Cuando recuerdo los días de tétrica compañía
que viví junto a “La Puerta”, no puedo evitar rememorar “El Descenso” de Jeff
Long, o “La casa en el confín de la tierra” de Hope Hodson; lo digo porque cada
una de estas obras es poseedora de una médula linfática en común: lo
sobrenatural. Médula por que el hilo conductor siempre estriba en el enigma de
lo atávico, y linfático por la inminente presencia del cuestionamiento a lo
existente desde el ángulo de la muerte, eso en desmedro de la sangre dadora de
vida. Es linfa, pura linfa; “La Puerta” es ese escalofrío atestado de
macrófagos que terminarán, tarde o temprano, por coagularte el alma durante
unos segundos. Entonces el misterio empieza a respirarte, a usarte como
hematíes para alimentar su propia postura de sentido. Frente a ti está aquello
que niegas ver de frente, estás ante la maldad, y entonces existe esa puerta
endemoniada cuyo aspecto descuidado no inspira sospecha desde el inicio. Es así
como la lectura sigue su curso y entonces, cuando menos lo esperas, resulta
realmente complicado dejar de leer. No, no logras detenerte. No porque Daniel
haya seguido meticulosamente una disciplina narrativa que siempre funciona. No
es por el hecho de llegar al trasfondo de las muertes, las torturas y las
masacres. No es por tratar de vislumbrar un desenlace que acabe con la
pesadilla. Se trata de algo mucho más inmerso en lo paranormal.

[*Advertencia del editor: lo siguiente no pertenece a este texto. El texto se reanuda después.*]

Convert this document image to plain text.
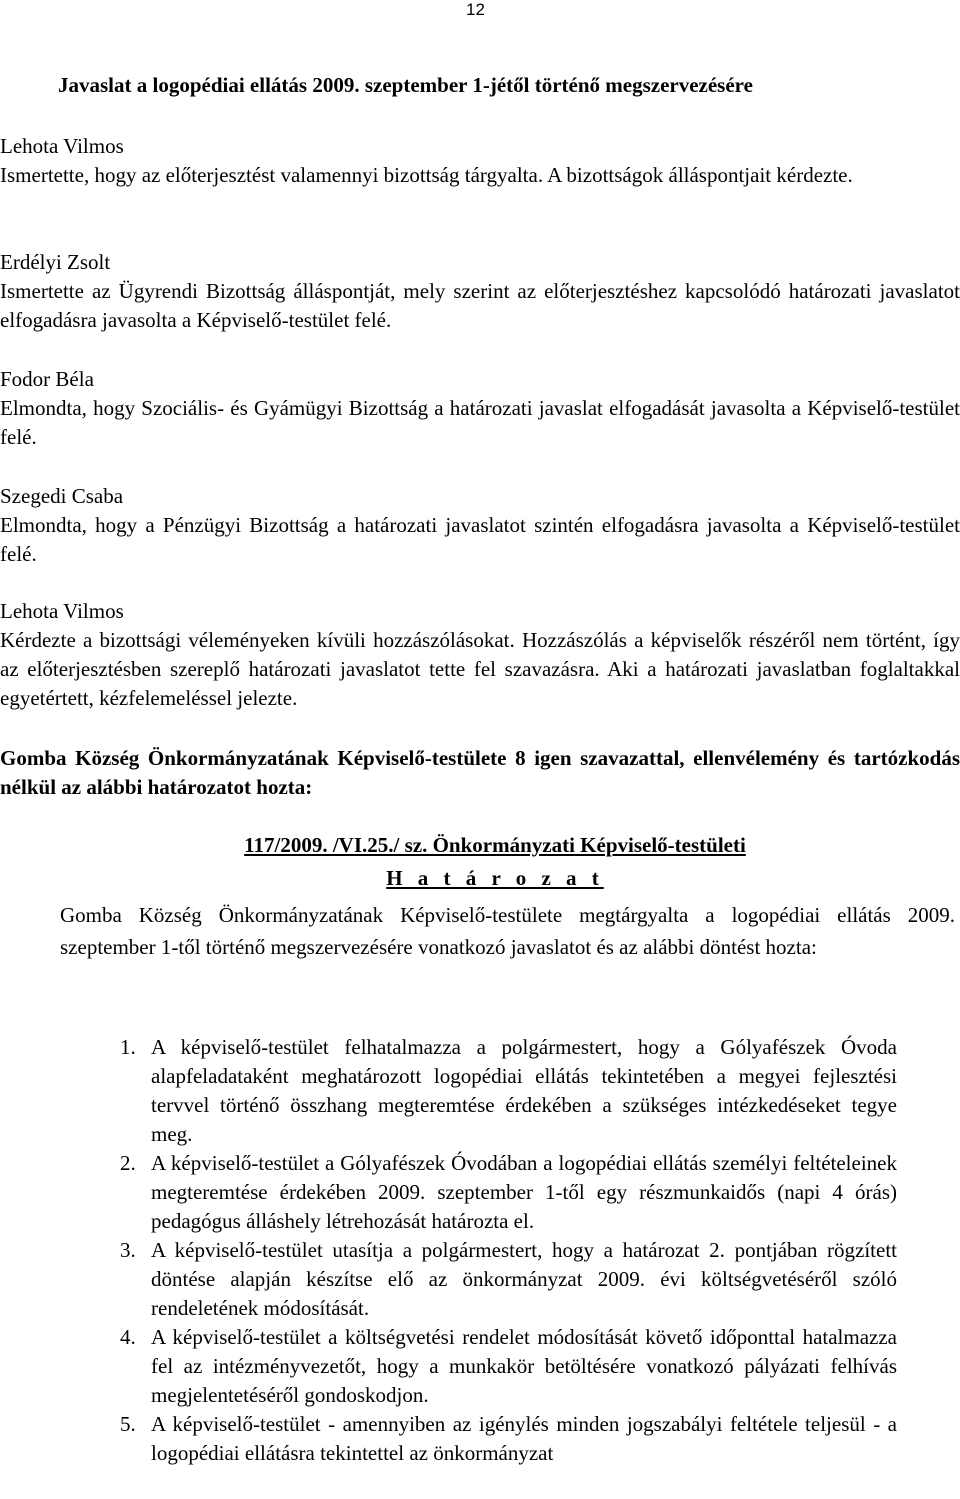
12
Javaslat a logopédiai ellátás 2009. szeptember 1-jétől történő megszervezésére
Lehota Vilmos
Ismertette, hogy az előterjesztést valamennyi bizottság tárgyalta. A bizottságok álláspontjait kérdezte.
Erdélyi Zsolt
Ismertette az Ügyrendi Bizottság álláspontját, mely szerint az előterjesztéshez kapcsolódó határozati javaslatot elfogadásra javasolta a Képviselő-testület felé.
Fodor Béla
Elmondta, hogy Szociális- és Gyámügyi Bizottság a határozati javaslat elfogadását javasolta a Képviselő-testület felé.
Szegedi Csaba
Elmondta, hogy a Pénzügyi Bizottság a határozati javaslatot szintén elfogadásra javasolta a Képviselő-testület felé.
Lehota Vilmos
Kérdezte a bizottsági véleményeken kívüli hozzászólásokat. Hozzászólás a képviselők részéről nem történt, így az előterjesztésben szereplő határozati javaslatot tette fel szavazásra. Aki a határozati javaslatban foglaltakkal egyetértett, kézfelemeléssel jelezte.
Gomba Község Önkormányzatának Képviselő-testülete 8 igen szavazattal, ellenvélemény és tartózkodás nélkül az alábbi határozatot hozta:
117/2009. /VI.25./ sz. Önkormányzati Képviselő-testületi
H a t á r o z a t
Gomba Község Önkormányzatának Képviselő-testülete megtárgyalta a logopédiai ellátás 2009. szeptember 1-től történő megszervezésére vonatkozó javaslatot és az alábbi döntést hozta:
1. A képviselő-testület felhatalmazza a polgármestert, hogy a Gólyafészek Óvoda alapfeladataként meghatározott logopédiai ellátás tekintetében a megyei fejlesztési tervvel történő összhang megteremtése érdekében a szükséges intézkedéseket tegye meg.
2. A képviselő-testület a Gólyafészek Óvodában a logopédiai ellátás személyi feltételeinek megteremtése érdekében 2009. szeptember 1-től egy részmunkaidős (napi 4 órás) pedagógus álláshely létrehozását határozta el.
3. A képviselő-testület utasítja a polgármestert, hogy a határozat 2. pontjában rögzített döntése alapján készítse elő az önkormányzat 2009. évi költségvetéséről szóló rendeletének módosítását.
4. A képviselő-testület a költségvetési rendelet módosítását követő időponttal hatalmazza fel az intézményvezetőt, hogy a munkakör betöltésére vonatkozó pályázati felhívás megjelentetéséről gondoskodjon.
5. A képviselő-testület - amennyiben az igénylés minden jogszabályi feltétele teljesül - a logopédiai ellátásra tekintettel az önkormányzat
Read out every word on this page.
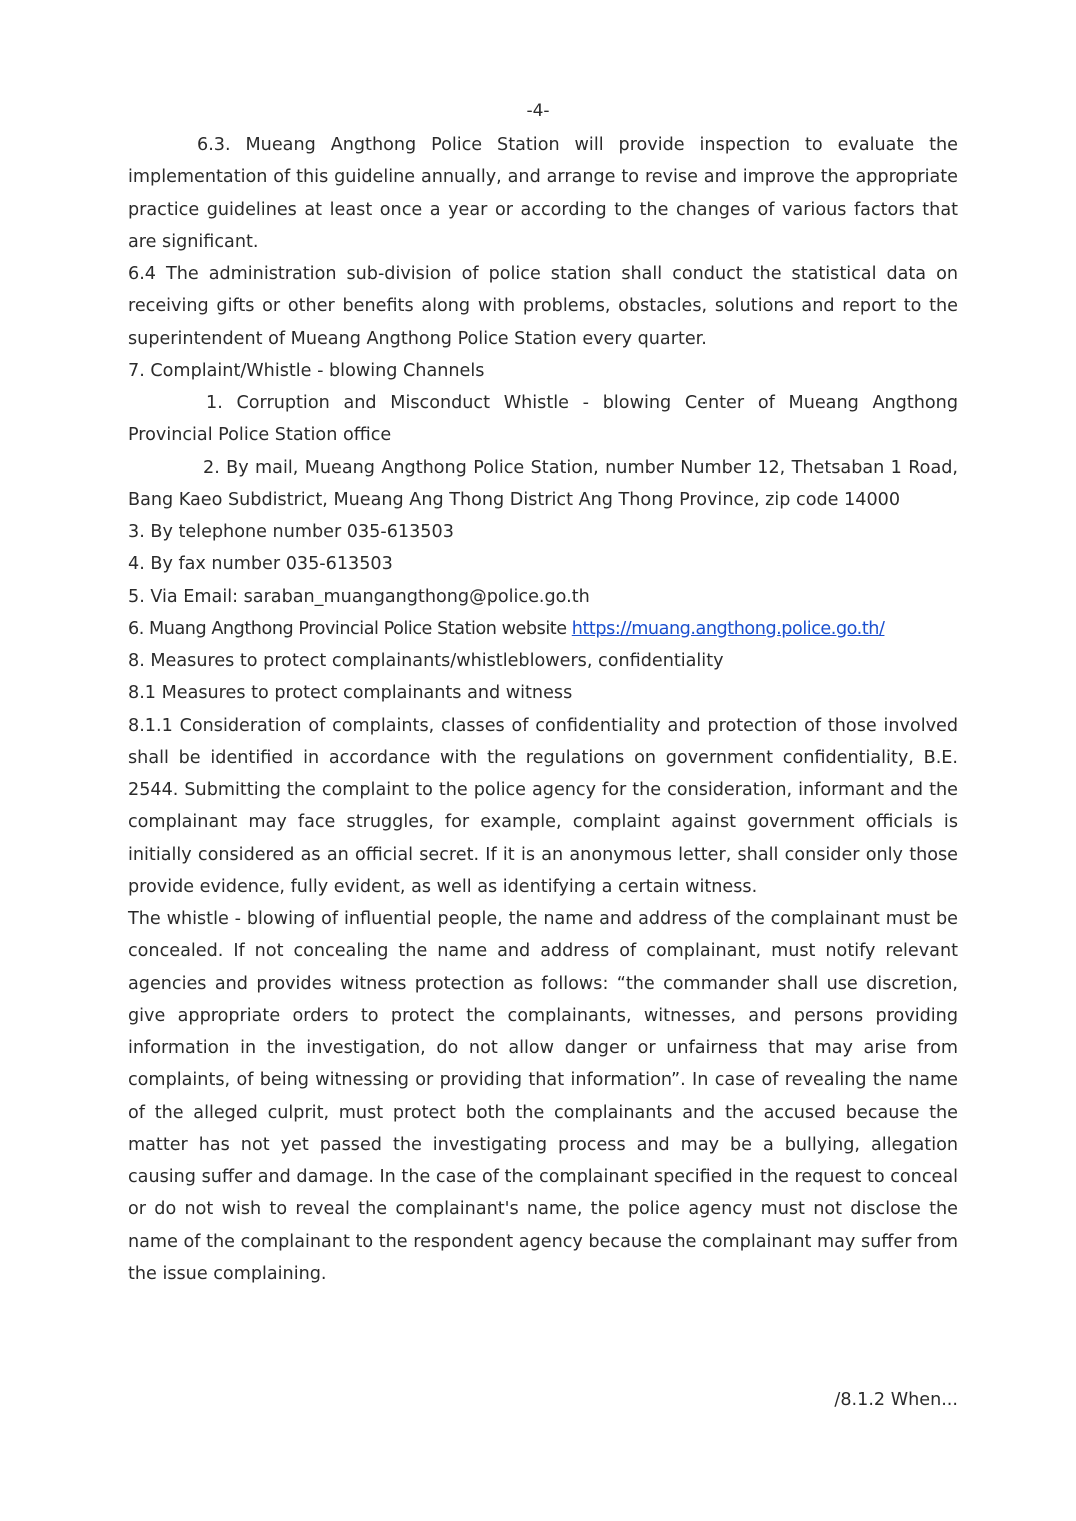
-4-

6.3. Mueang Angthong Police Station will provide inspection to evaluate the implementation of this guideline annually, and arrange to revise and improve the appropriate practice guidelines at least once a year or according to the changes of various factors that are significant.

6.4 The administration sub-division of police station shall conduct the statistical data on receiving gifts or other benefits along with problems, obstacles, solutions and report to the superintendent of Mueang Angthong Police Station every quarter.

7. Complaint/Whistle - blowing Channels

1. Corruption and Misconduct Whistle - blowing Center of Mueang Angthong Provincial Police Station office

2. By mail, Mueang Angthong Police Station, number Number 12, Thetsaban 1 Road, Bang Kaeo Subdistrict, Mueang Ang Thong District Ang Thong Province, zip code 14000

3. By telephone number 035-613503

4. By fax number 035-613503

5. Via Email: saraban_muangangthong@police.go.th

6. Muang Angthong Provincial Police Station website https://muang.angthong.police.go.th/

8. Measures to protect complainants/whistleblowers, confidentiality

8.1 Measures to protect complainants and witness

8.1.1 Consideration of complaints, classes of confidentiality and protection of those involved shall be identified in accordance with the regulations on government confidentiality, B.E. 2544. Submitting the complaint to the police agency for the consideration, informant and the complainant may face struggles, for example, complaint against government officials is initially considered as an official secret. If it is an anonymous letter, shall consider only those provide evidence, fully evident, as well as identifying a certain witness.

The whistle - blowing of influential people, the name and address of the complainant must be concealed. If not concealing the name and address of complainant, must notify relevant agencies and provides witness protection as follows: “the commander shall use discretion, give appropriate orders to protect the complainants, witnesses, and persons providing information in the investigation, do not allow danger or unfairness that may arise from complaints, of being witnessing or providing that information”. In case of revealing the name of the alleged culprit, must protect both the complainants and the accused because the matter has not yet passed the investigating process and may be a bullying, allegation causing suffer and damage. In the case of the complainant specified in the request to conceal or do not wish to reveal the complainant's name, the police agency must not disclose the name of the complainant to the respondent agency because the complainant may suffer from the issue complaining.

/8.1.2 When...
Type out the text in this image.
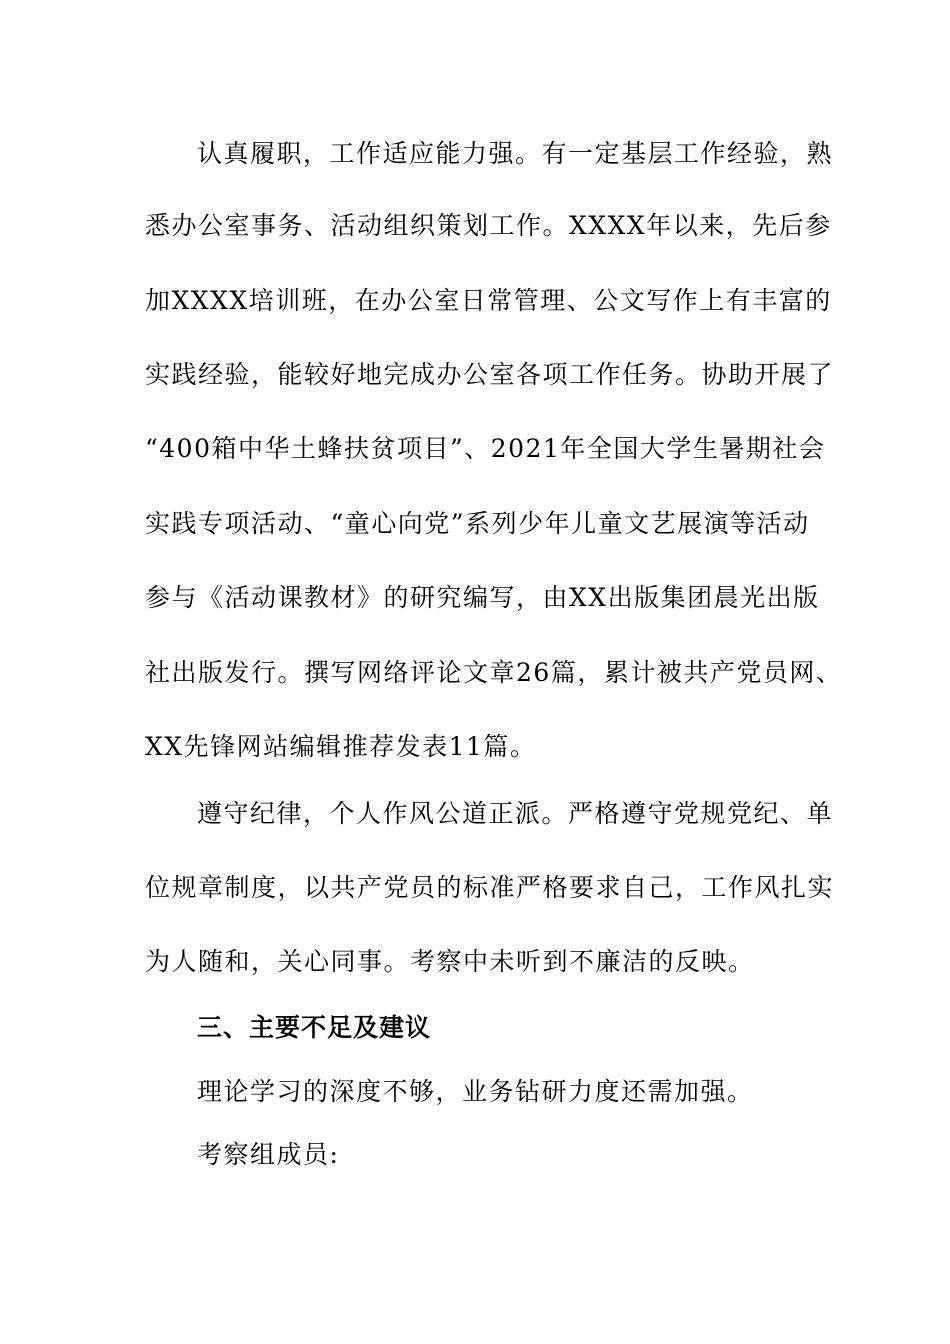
认真履职，工作适应能力强。有一定基层工作经验，熟
悉办公室事务、活动组织策划工作。XXXX年以来，先后参
加XXXX培训班，在办公室日常管理、公文写作上有丰富的
实践经验，能较好地完成办公室各项工作任务。协助开展了
“400箱中华土蜂扶贫项目”、2021年全国大学生暑期社会
实践专项活动、“童心向党”系列少年儿童文艺展演等活动
参与《活动课教材》的研究编写，由XX出版集团晨光出版
社出版发行。撰写网络评论文章26篇，累计被共产党员网、
XX先锋网站编辑推荐发表11篇。
遵守纪律，个人作风公道正派。严格遵守党规党纪、单
位规章制度，以共产党员的标准严格要求自己，工作风扎实
为人随和，关心同事。考察中未听到不廉洁的反映。
三、主要不足及建议
理论学习的深度不够，业务钻研力度还需加强。
考察组成员:
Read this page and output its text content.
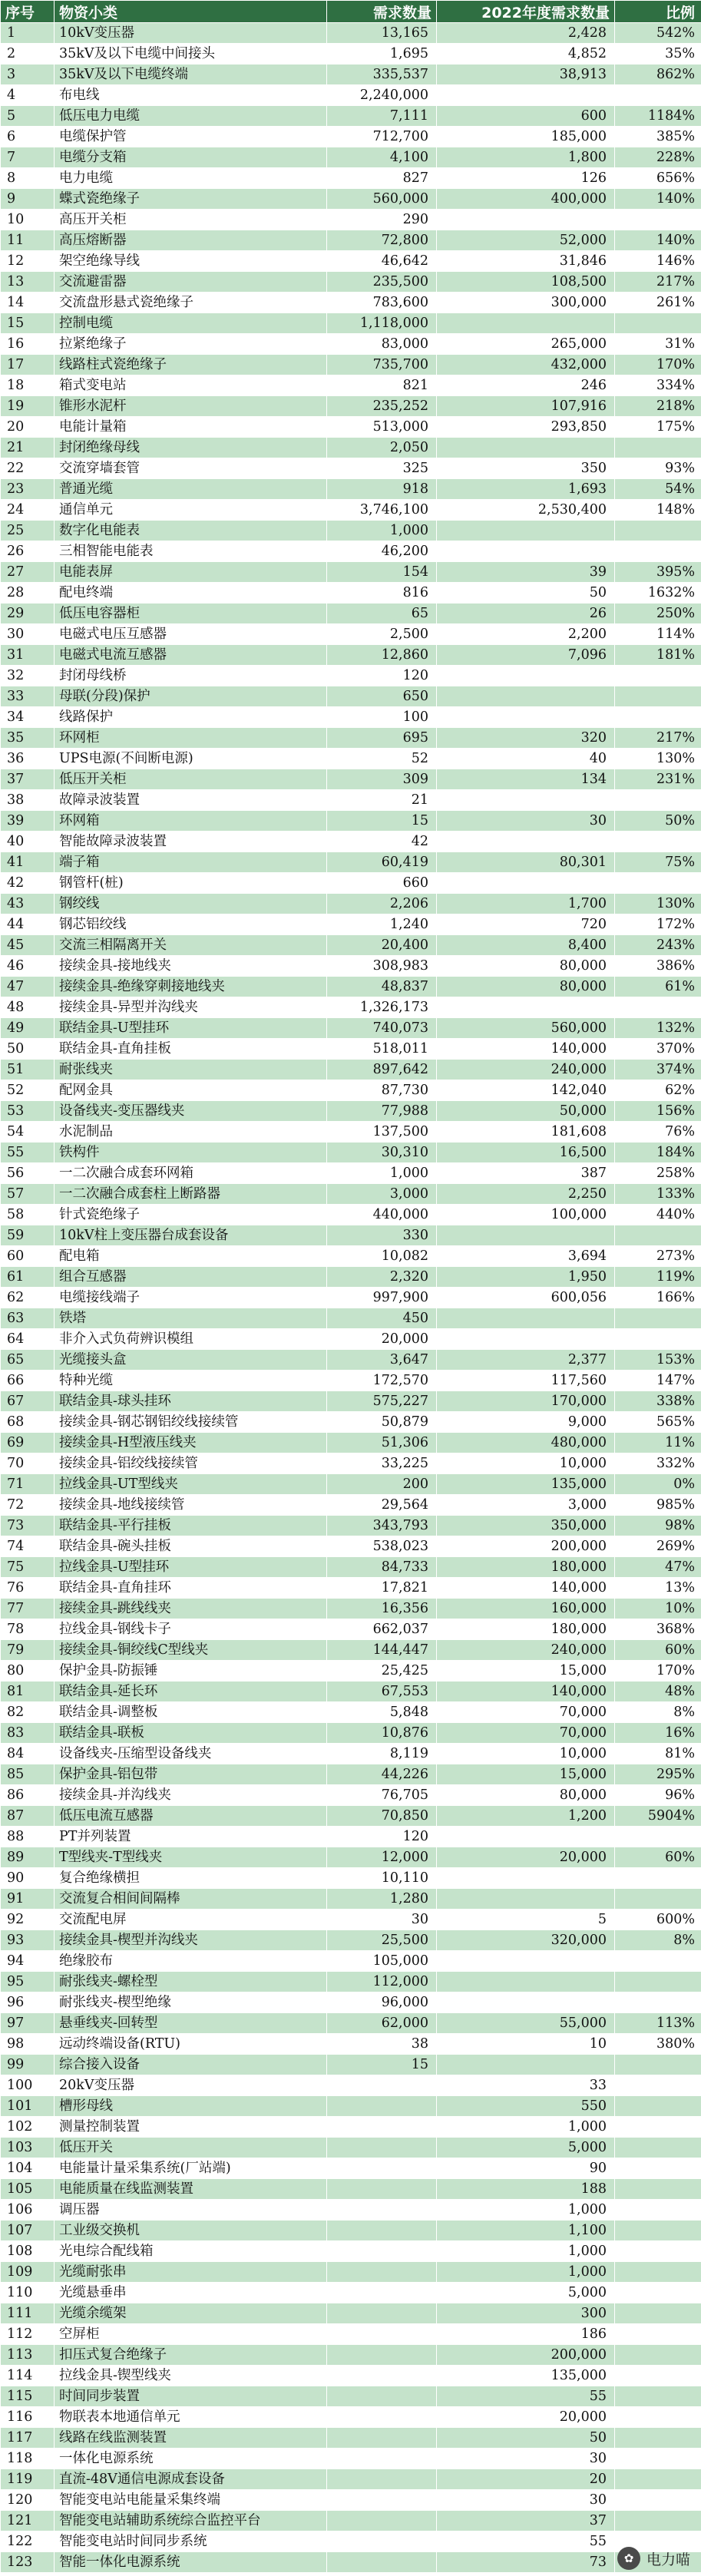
序号	物资小类	需求数量	2022年度需求数量	比例
1	10kV变压器	13,165	2,428	542%
2	35kV及以下电缆中间接头	1,695	4,852	35%
3	35kV及以下电缆终端	335,537	38,913	862%
4	布电线	2,240,000		
5	低压电力电缆	7,111	600	1184%
6	电缆保护管	712,700	185,000	385%
7	电缆分支箱	4,100	1,800	228%
8	电力电缆	827	126	656%
9	蝶式瓷绝缘子	560,000	400,000	140%
10	高压开关柜	290		
11	高压熔断器	72,800	52,000	140%
12	架空绝缘导线	46,642	31,846	146%
13	交流避雷器	235,500	108,500	217%
14	交流盘形悬式瓷绝缘子	783,600	300,000	261%
15	控制电缆	1,118,000		
16	拉紧绝缘子	83,000	265,000	31%
17	线路柱式瓷绝缘子	735,700	432,000	170%
18	箱式变电站	821	246	334%
19	锥形水泥杆	235,252	107,916	218%
20	电能计量箱	513,000	293,850	175%
21	封闭绝缘母线	2,050		
22	交流穿墙套管	325	350	93%
23	普通光缆	918	1,693	54%
24	通信单元	3,746,100	2,530,400	148%
25	数字化电能表	1,000		
26	三相智能电能表	46,200		
27	电能表屏	154	39	395%
28	配电终端	816	50	1632%
29	低压电容器柜	65	26	250%
30	电磁式电压互感器	2,500	2,200	114%
31	电磁式电流互感器	12,860	7,096	181%
32	封闭母线桥	120		
33	母联(分段)保护	650		
34	线路保护	100		
35	环网柜	695	320	217%
36	UPS电源(不间断电源)	52	40	130%
37	低压开关柜	309	134	231%
38	故障录波装置	21		
39	环网箱	15	30	50%
40	智能故障录波装置	42		
41	端子箱	60,419	80,301	75%
42	钢管杆(桩)	660		
43	钢绞线	2,206	1,700	130%
44	钢芯铝绞线	1,240	720	172%
45	交流三相隔离开关	20,400	8,400	243%
46	接续金具-接地线夹	308,983	80,000	386%
47	接续金具-绝缘穿刺接地线夹	48,837	80,000	61%
48	接续金具-异型并沟线夹	1,326,173		
49	联结金具-U型挂环	740,073	560,000	132%
50	联结金具-直角挂板	518,011	140,000	370%
51	耐张线夹	897,642	240,000	374%
52	配网金具	87,730	142,040	62%
53	设备线夹-变压器线夹	77,988	50,000	156%
54	水泥制品	137,500	181,608	76%
55	铁构件	30,310	16,500	184%
56	一二次融合成套环网箱	1,000	387	258%
57	一二次融合成套柱上断路器	3,000	2,250	133%
58	针式瓷绝缘子	440,000	100,000	440%
59	10kV柱上变压器台成套设备	330		
60	配电箱	10,082	3,694	273%
61	组合互感器	2,320	1,950	119%
62	电缆接线端子	997,900	600,056	166%
63	铁塔	450		
64	非介入式负荷辨识模组	20,000		
65	光缆接头盒	3,647	2,377	153%
66	特种光缆	172,570	117,560	147%
67	联结金具-球头挂环	575,227	170,000	338%
68	接续金具-钢芯钢铝绞线接续管	50,879	9,000	565%
69	接续金具-H型液压线夹	51,306	480,000	11%
70	接续金具-铝绞线接续管	33,225	10,000	332%
71	拉线金具-UT型线夹	200	135,000	0%
72	接续金具-地线接续管	29,564	3,000	985%
73	联结金具-平行挂板	343,793	350,000	98%
74	联结金具-碗头挂板	538,023	200,000	269%
75	拉线金具-U型挂环	84,733	180,000	47%
76	联结金具-直角挂环	17,821	140,000	13%
77	接续金具-跳线线夹	16,356	160,000	10%
78	拉线金具-钢线卡子	662,037	180,000	368%
79	接续金具-铜绞线C型线夹	144,447	240,000	60%
80	保护金具-防振锤	25,425	15,000	170%
81	联结金具-延长环	67,553	140,000	48%
82	联结金具-调整板	5,848	70,000	8%
83	联结金具-联板	10,876	70,000	16%
84	设备线夹-压缩型设备线夹	8,119	10,000	81%
85	保护金具-铝包带	44,226	15,000	295%
86	接续金具-并沟线夹	76,705	80,000	96%
87	低压电流互感器	70,850	1,200	5904%
88	PT并列装置	120		
89	T型线夹-T型线夹	12,000	20,000	60%
90	复合绝缘横担	10,110		
91	交流复合相间间隔棒	1,280		
92	交流配电屏	30	5	600%
93	接续金具-楔型并沟线夹	25,500	320,000	8%
94	绝缘胶布	105,000		
95	耐张线夹-螺栓型	112,000		
96	耐张线夹-楔型绝缘	96,000		
97	悬垂线夹-回转型	62,000	55,000	113%
98	远动终端设备(RTU)	38	10	380%
99	综合接入设备	15		
100	20kV变压器		33	
101	槽形母线		550	
102	测量控制装置		1,000	
103	低压开关		5,000	
104	电能量计量采集系统(厂站端)		90	
105	电能质量在线监测装置		188	
106	调压器		1,000	
107	工业级交换机		1,100	
108	光电综合配线箱		1,000	
109	光缆耐张串		1,000	
110	光缆悬垂串		5,000	
111	光缆余缆架		300	
112	空屏柜		186	
113	扣压式复合绝缘子		200,000	
114	拉线金具-锲型线夹		135,000	
115	时间同步装置		55	
116	物联表本地通信单元		20,000	
117	线路在线监测装置		50	
118	一体化电源系统		30	
119	直流-48V通信电源成套设备		20	
120	智能变电站电能量采集终端		30	
121	智能变电站辅助系统综合监控平台		37	
122	智能变电站时间同步系统		55	
123	智能一体化电源系统		73		✿ 电力喵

Quizás “La Puerta” de Daniel Averanga sea un
libro maldito. Es posible que los demonios
que fueron invocados en las páginas
de esa obra se rehúsen a ser postergados a la imaginación del lector. No
importa saberlo. Los cerdos-humanos de Hodson y los abisales de Long hacen uso
y abuso del lector para trascender al mundo de los vivos; por eso mismo, siendo
totalmente parapsicológico en esto, podría jurar que el demonio que habita en
“La Puerta” hará algo muy similar con sus lectores. Es un riesgo realmente
seductor, muy seductor. Recordaré eso, como aprendiz de escritor, cuando me
toque dejar “mala leche” en aquellos que compartan mis pesadillas. El resto se
lo dejo a Daniel, después de todo él es el experto en terror, masacres,
muertes, sufrimiento, demonología y otras oscuridades.